How can we prove the following? $$\cos \left( \arctan \left( \frac{1}{2}\right) \right) =\frac{2}{\sqrt{5}}$$

Answer 1

Let $\displaystyle \tan^{-1}\left(\frac{1}{2}\right) = \theta\;,$ Then $\displaystyle \frac{1}{2} = \tan \theta$

So $\displaystyle \cos\left[\tan^{-1}\left(\frac{1}{2}\right)\right] = \cos \theta = \frac{1}{\sec \theta} = \frac{1}{\sqrt{1+\tan^2 \theta}}= \frac{2}{\sqrt{5}}$

Answer 2

$$ \vartheta=\arctan\frac{1}{2},\qquad \cos\vartheta = \frac{2}{\sqrt{5}}.$$

Answer 3

We know that $\tan (θ)=\frac{y}{x}$.

Thus, for $\tan^{-1}(1/2)$, we have a right triangle whose $x$ and $y$ values are $2$ and $1$, respectively.

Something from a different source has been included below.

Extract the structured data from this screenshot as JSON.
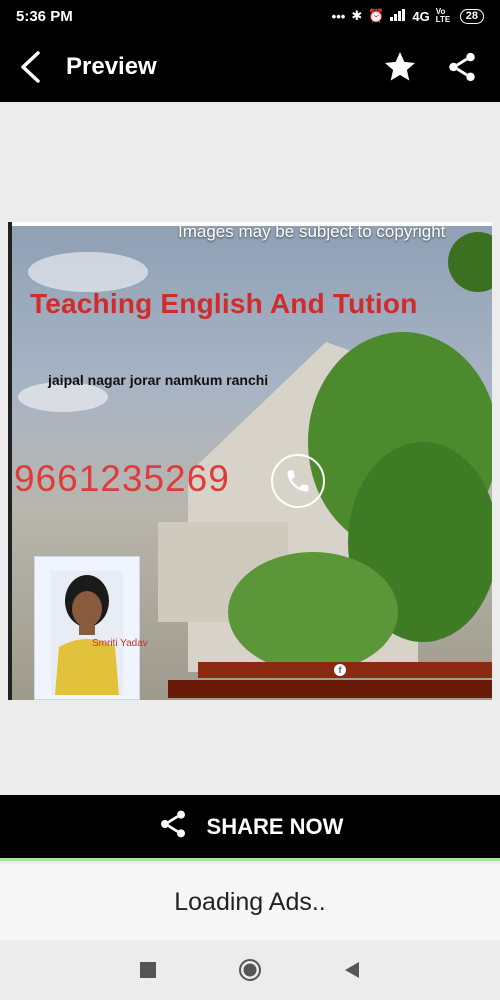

Pythagorean theorem in terms of $x$, $y$, and $r$ is written as $x^2+y^2=r^2$. Simply plug in the values $x=1$ and $y=2$ from earlier to get the following:

$$1^2+2^2=r^2$$

$$r^2=5$$

$$r=\sqrt5$$

Now, we know that $\cos(θ)=\frac{x}{r}$. Plugging in $x=2$ and $r=\sqrt5$ from earlier, we obtain the following:

$$\cos(θ)=\frac{2}{\sqrt5}$$

Which matches your answer.

Answer 4

In a right angled triangle opposite side is 1, adjacent side is 2, so hypotenuse is $ \sqrt 5$. So by definition of cosine it should be $ 2/ \sqrt 5$.